No âmbito da imagem é completamente ilegal teres um sistema de videovigilância sem estar comunicado à Cnpd. Pode ter muito bem instalado, teres avisos da existência das câmaras e até podes pedir autorização por escrito às pessoas filmadas. Sem o parecer da Cnpd continuas sempre ilegal.
 
Num apartamento que arrendamos em 2002, o senhorio (na verdade, a imobiliária) exigiu garantia bancária para 3 meses de renda. Na altura ficava bastante caro, propusemos pagar as 3 rendas em adiantado além da caução, o gajo da imobiliária estrebuchou-se todo mas teve de aceitar, os senhorios só queriam a caução e 1 renda...
Ainda estivemos uns 11 anos no apartamento, os senhorios eram pessoas excelentes.
 
Na realidade é bastante simples:

http://ind.millenniumbcp.pt/pt/negocios/financiamento/Pages/garant_banc.aspx

http://www.novobanco.pt/site/cms.aspx?labelid=garantiabancaria

http://www.creditoagricola.pt/CAI/Empresas/Credito/GarantiasBancarias/


Os custos variam de banco para banco, mas norma geral é tipicamente 200€ de comissão de abertura e depois são 2% ao ano (se a renda mensal for de 800€, então a garantia é de 6x800 = 4800 e 2% disto dá 96 euros/ano).

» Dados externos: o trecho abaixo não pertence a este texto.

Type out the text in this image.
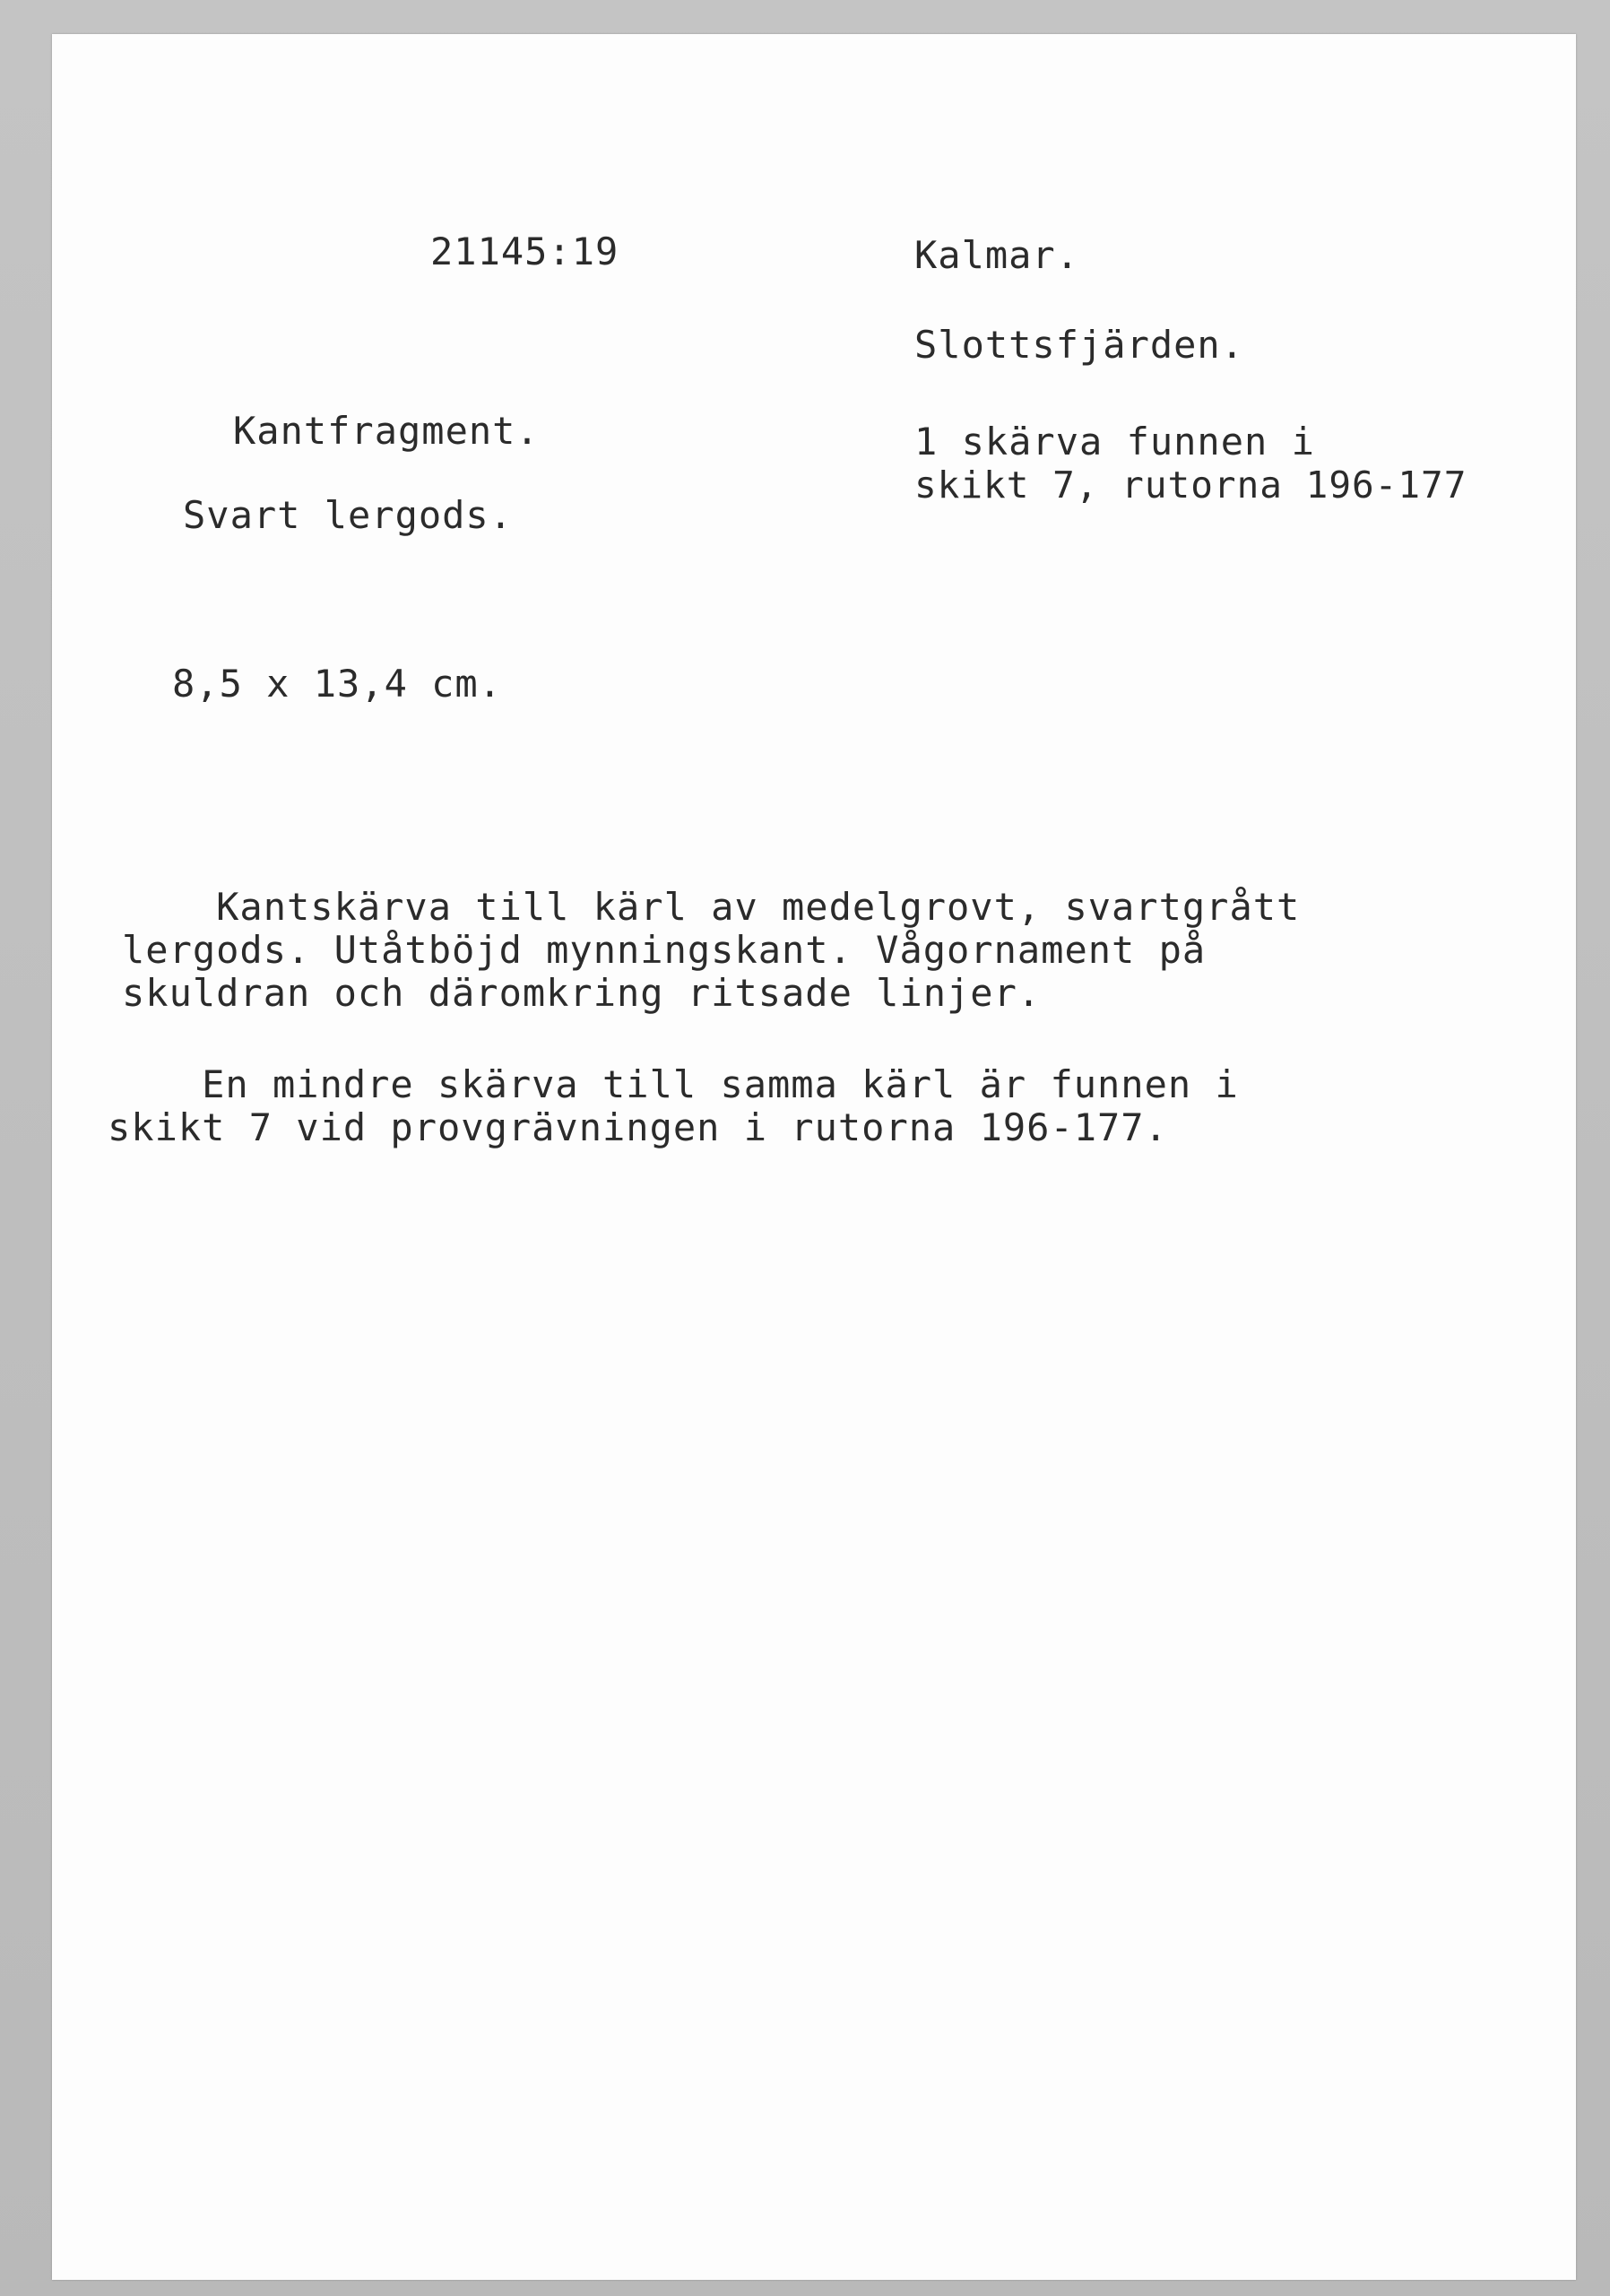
21145:19	Kalmar.
Slottsfjärden.
Kantfragment.	1 skärva funnen i
skikt 7, rutorna 196-177
Svart lergods.
8,5 x 13,4 cm.
Kantskärva till kärl av medelgrovt, svartgrått
lergods. Utåtböjd mynningskant. Vågornament på
skuldran och däromkring ritsade linjer.
En mindre skärva till samma kärl är funnen i
skikt 7 vid provgrävningen i rutorna 196-177.
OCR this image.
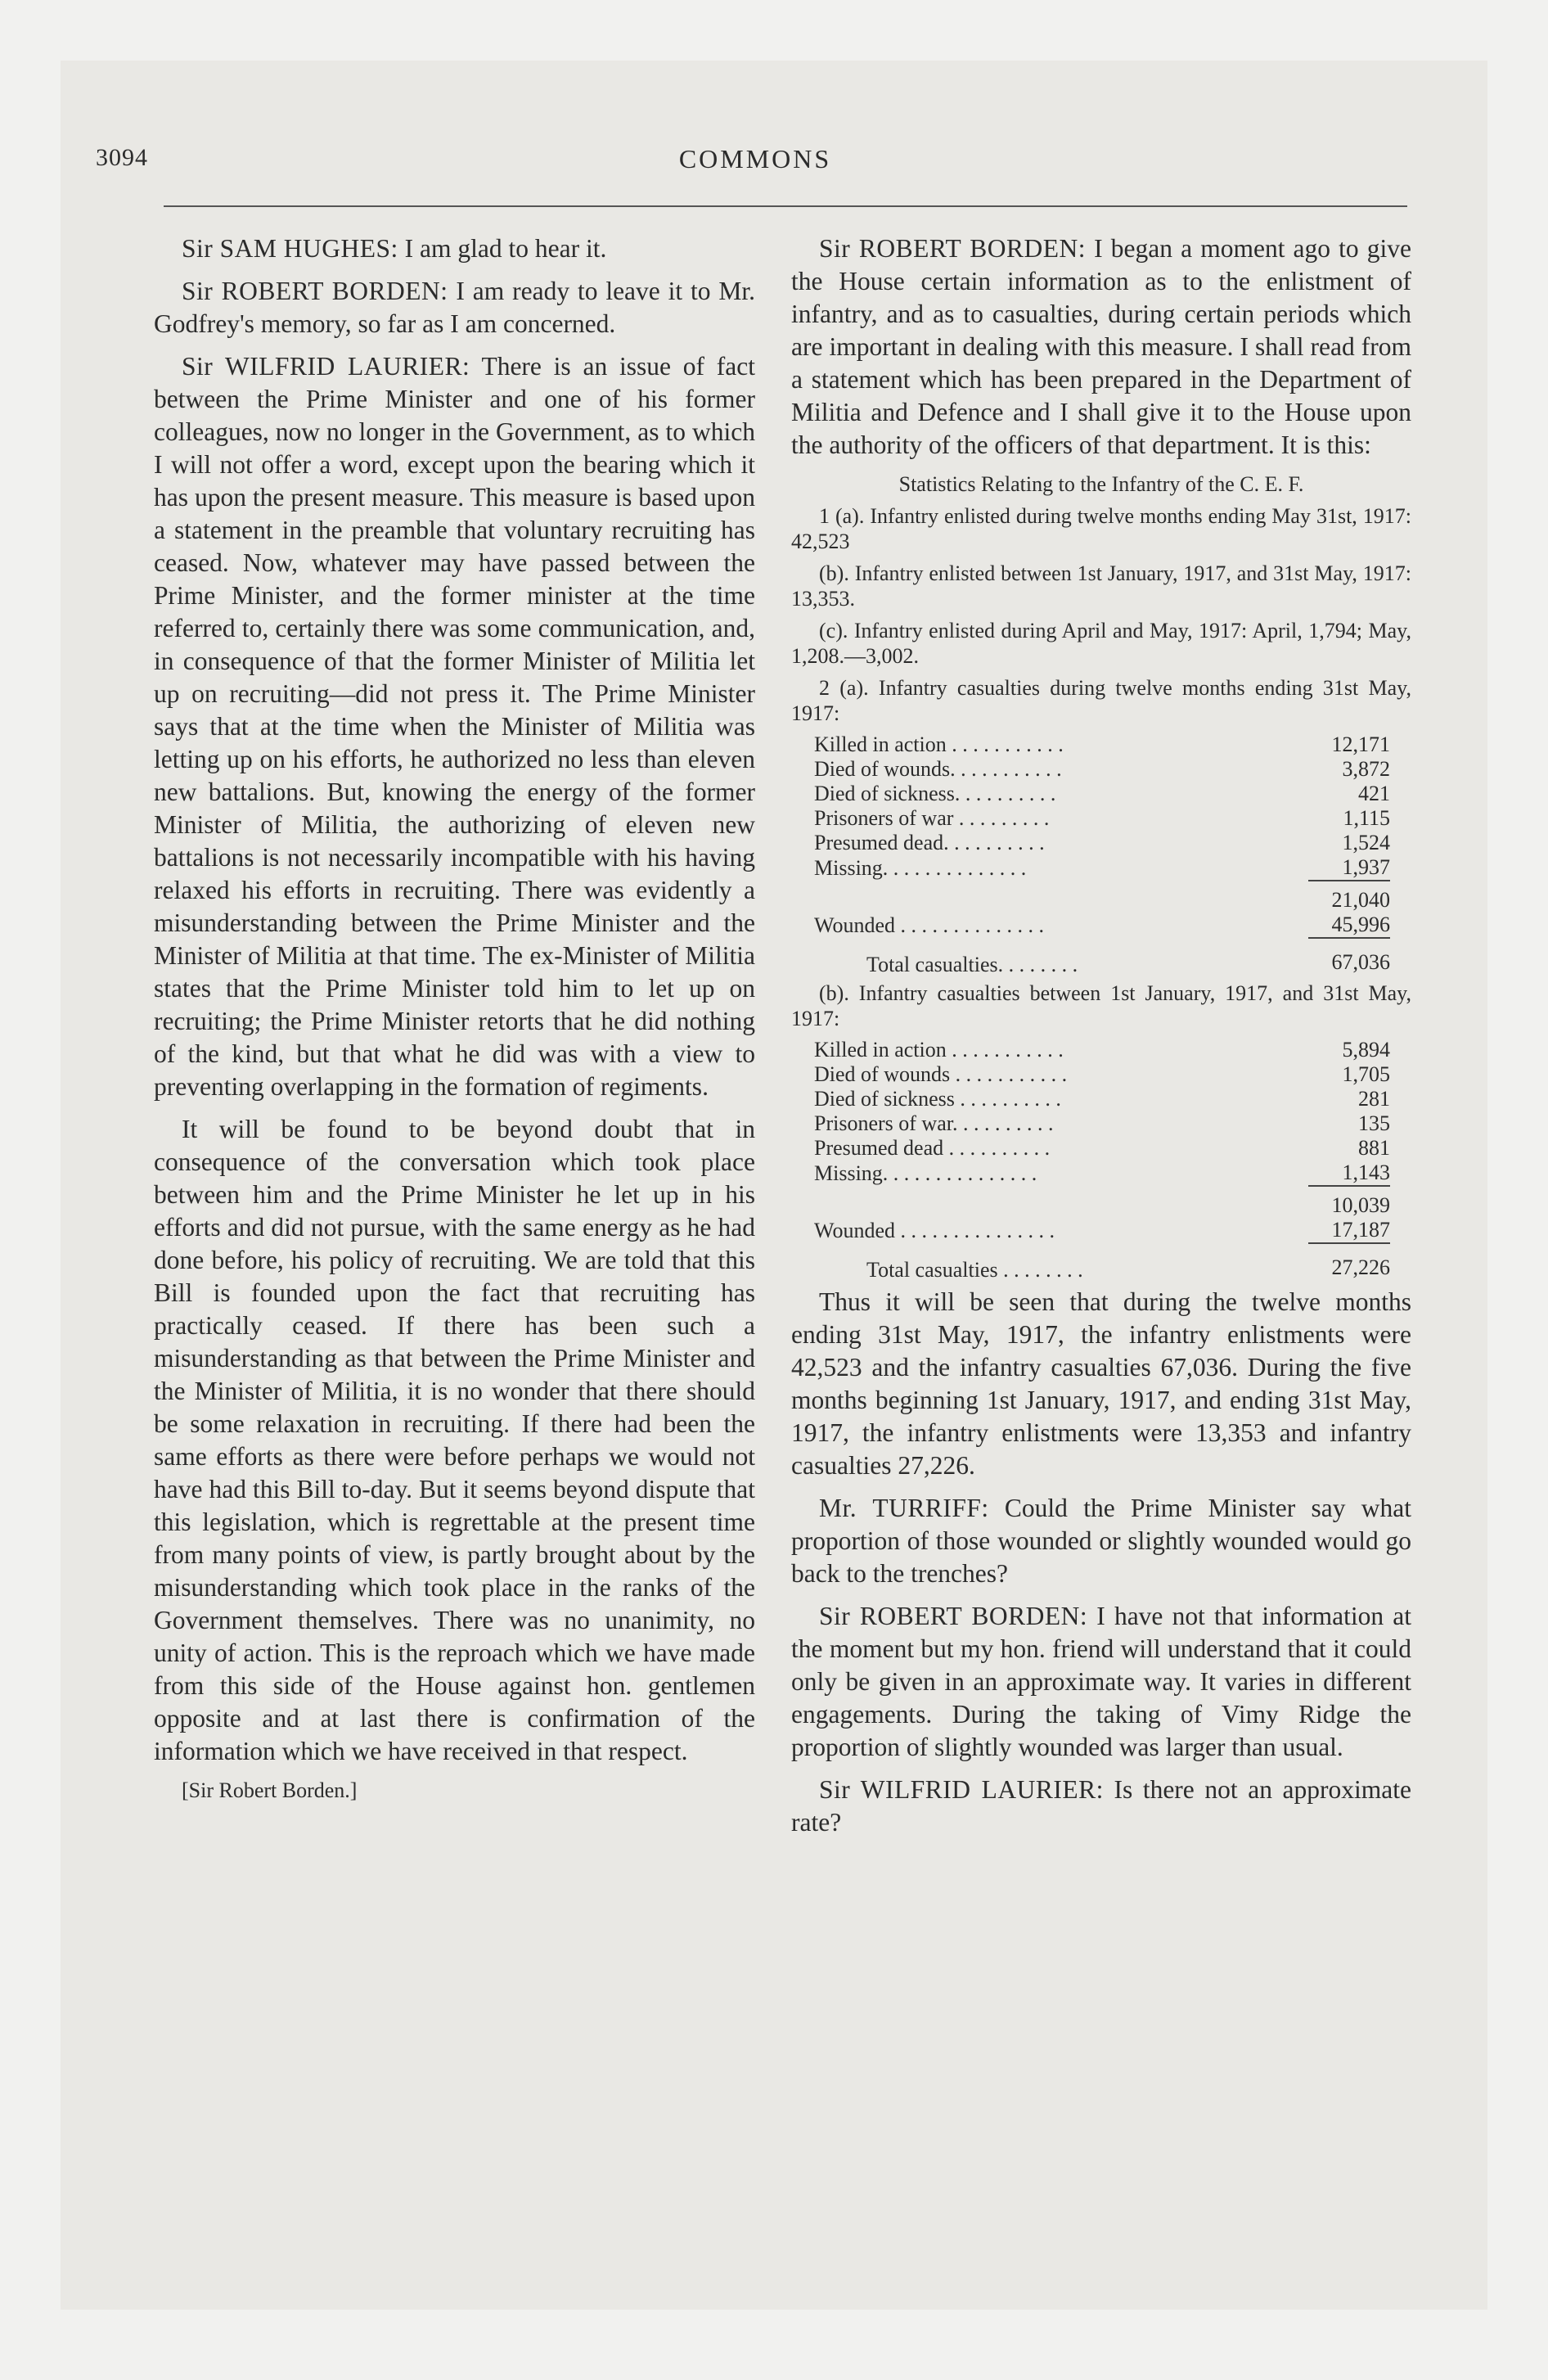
3094	COMMONS

Sir SAM HUGHES: I am glad to hear it.

Sir ROBERT BORDEN: I am ready to leave it to Mr. Godfrey's memory, so far as I am concerned.

Sir WILFRID LAURIER: There is an issue of fact between the Prime Minister and one of his former colleagues, now no longer in the Government, as to which I will not offer a word, except upon the bearing which it has upon the present measure. This measure is based upon a statement in the preamble that voluntary recruiting has ceased. Now, whatever may have passed between the Prime Minister, and the former minister at the time referred to, certainly there was some communication, and, in consequence of that the former Minister of Militia let up on recruiting—did not press it. The Prime Minister says that at the time when the Minister of Militia was letting up on his efforts, he authorized no less than eleven new battalions. But, knowing the energy of the former Minister of Militia, the authorizing of eleven new battalions is not necessarily incompatible with his having relaxed his efforts in recruiting. There was evidently a misunderstanding between the Prime Minister and the Minister of Militia at that time. The ex-Minister of Militia states that the Prime Minister told him to let up on recruiting; the Prime Minister retorts that he did nothing of the kind, but that what he did was with a view to preventing overlapping in the formation of regiments.

It will be found to be beyond doubt that in consequence of the conversation which took place between him and the Prime Minister he let up in his efforts and did not pursue, with the same energy as he had done before, his policy of recruiting. We are told that this Bill is founded upon the fact that recruiting has practically ceased. If there has been such a misunderstanding as that between the Prime Minister and the Minister of Militia, it is no wonder that there should be some relaxation in recruiting. If there had been the same efforts as there were before perhaps we would not have had this Bill to-day. But it seems beyond dispute that this legislation, which is regrettable at the present time from many points of view, is partly brought about by the misunderstanding which took place in the ranks of the Government themselves. There was no unanimity, no unity of action. This is the reproach which we have made from this side of the House against hon. gentlemen opposite and at last there is confirmation of the information which we have received in that respect.

[Sir Robert Borden.]

Sir ROBERT BORDEN: I began a moment ago to give the House certain information as to the enlistment of infantry, and as to casualties, during certain periods which are important in dealing with this measure. I shall read from a statement which has been prepared in the Department of Militia and Defence and I shall give it to the House upon the authority of the officers of that department. It is this:

Statistics Relating to the Infantry of the C. E. F.

1 (a). Infantry enlisted during twelve months ending May 31st, 1917: 42,523

(b). Infantry enlisted between 1st January, 1917, and 31st May, 1917: 13,353.

(c). Infantry enlisted during April and May, 1917: April, 1,794; May, 1,208.—3,002.

2 (a). Infantry casualties during twelve months ending 31st May, 1917:

Killed in action . . . . . . . . . . .	12,171
Died of wounds. . . . . . . . . . .	3,872
Died of sickness. . . . . . . . . .	421
Prisoners of war . . . . . . . . .	1,115
Presumed dead. . . . . . . . . .	1,524
Missing. . . . . . . . . . . . . .	1,937
	21,040
Wounded . . . . . . . . . . . . . .	45,996
Total casualties. . . . . . . .	67,036

(b). Infantry casualties between 1st January, 1917, and 31st May, 1917:

Killed in action . . . . . . . . . . .	5,894
Died of wounds . . . . . . . . . . .	1,705
Died of sickness . . . . . . . . . .	281
Prisoners of war. . . . . . . . . .	135
Presumed dead . . . . . . . . . .	881
Missing. . . . . . . . . . . . . . .	1,143
	10,039
Wounded . . . . . . . . . . . . . . .	17,187
Total casualties . . . . . . . .	27,226

Thus it will be seen that during the twelve months ending 31st May, 1917, the infantry enlistments were 42,523 and the infantry casualties 67,036. During the five months beginning 1st January, 1917, and ending 31st May, 1917, the infantry enlistments were 13,353 and infantry casualties 27,226.

Mr. TURRIFF: Could the Prime Minister say what proportion of those wounded or slightly wounded would go back to the trenches?

Sir ROBERT BORDEN: I have not that information at the moment but my hon. friend will understand that it could only be given in an approximate way. It varies in different engagements. During the taking of Vimy Ridge the proportion of slightly wounded was larger than usual.

Sir WILFRID LAURIER: Is there not an approximate rate?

e quem paga isto são os senhorios ou os inquilinos?
 
e quem paga isto são os senhorios ou os inquilinos?

O banco desconta isto na conta bancária dos inquilinos, mas eu desconto-lhes na renda seguinte. Resumindo, eu como senhorio pago, mas por opção. E é apenas justo, já que foi uma exigência minha, é justo que seja eu a pagar.
 
Não vejo problema nenhum nisso, se não fosse a combinação dos seguintes três factores:

Vistos gold;
Estatuto de residente não-habitual;
Alojamento local;

os centros históricos de Lisboa e Porto continuariam um nojo, sujos, cheios de prédios devolutos, com drogados, gunas e prostituas a vaguear as ruas.

Inflaciona o preço dos imóveis? Sim, mas alternativa era muito má.
 
Eu neste momento não peço nada aos meus potenciais inquilinos. Por mim até podem estar todos desempregados e com a conta a zeros. A única coisa que lhes exijo é que o banco onde eles têm conta seja fiador deles, ou seja, se eles falharem o pagamento da renda, o banco chega-se à frente.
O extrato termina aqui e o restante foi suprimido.